En un sector de la antigua Sodería Palumbo hay varias reliquias en restauración y otras detenidas por causas de fuerza mayor desopilantes, como el caso de una Ford V8 de 1940 cuyo dueño la compró sin avisar en su casa, quizá para no blanquear los gastos que le demandaría restaurarla y como una suerte de travesura.

“Un día la mujer le encontró la tarjeta verde y al pobre se le pudrió todo”, se ríe Daniel.

Un Rambler Ambassador con 57 mil kilómetros reales; un Citroën 3 CV con 60 mil y la Chevy de una profesora de inglés de Villa Elisa que hasta tiene las cubiertas con las que salió de fábrica. Joyas, simplemente eso.

Latorre nació en Villa Soldatti pero hace muchos años una novia de City Bell le mostró Villa Elisa y se enamoró del lugar.
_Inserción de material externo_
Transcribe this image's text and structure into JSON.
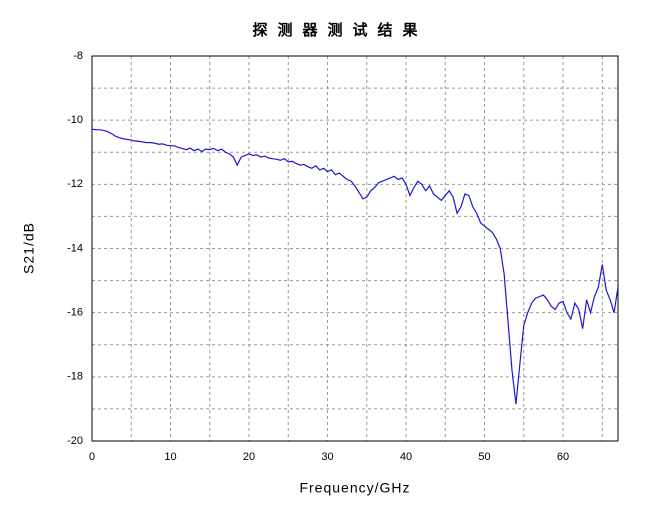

Un Isard 300 que marcó época y participó en carreras

Tiene una fábrica de etiquetas adhesivas y se define como “industrial”, porque dice que “empresario es muy fácil serlo pero industrial no”. Es padre de Julieta (31), Sofía (26), Victoria (20), Mateo (8) y Renata (3).

Richi Muller, su socio, está a cargo del área gastronómica del Almacén.

El loco de los locos autos locos tiene capacidad para estar horas y horas contando las historias de cada uno de esos fierros que laten. Sean autos que fueron de carrera como la coupecita BMW que descansa en un altillo o la enorme pista de Scalextric y los juegos ochentosos que ofrece para que “los pibes que vienen con los padres dejen un rato el teléfono celular” hasta un surtidor de YPF que se trajo del Cuartel de Bomberos de Berisso.

Todo parece tener una vida que ha valido la pena ser vivida.

“La vida no es una cuestión de años sino de las cosas que a uno le pasan”, dice Daniel, y se lleva las manos al pecho en un gesto que huele a tanque lleno pero que, al mismo tiempo, pide más.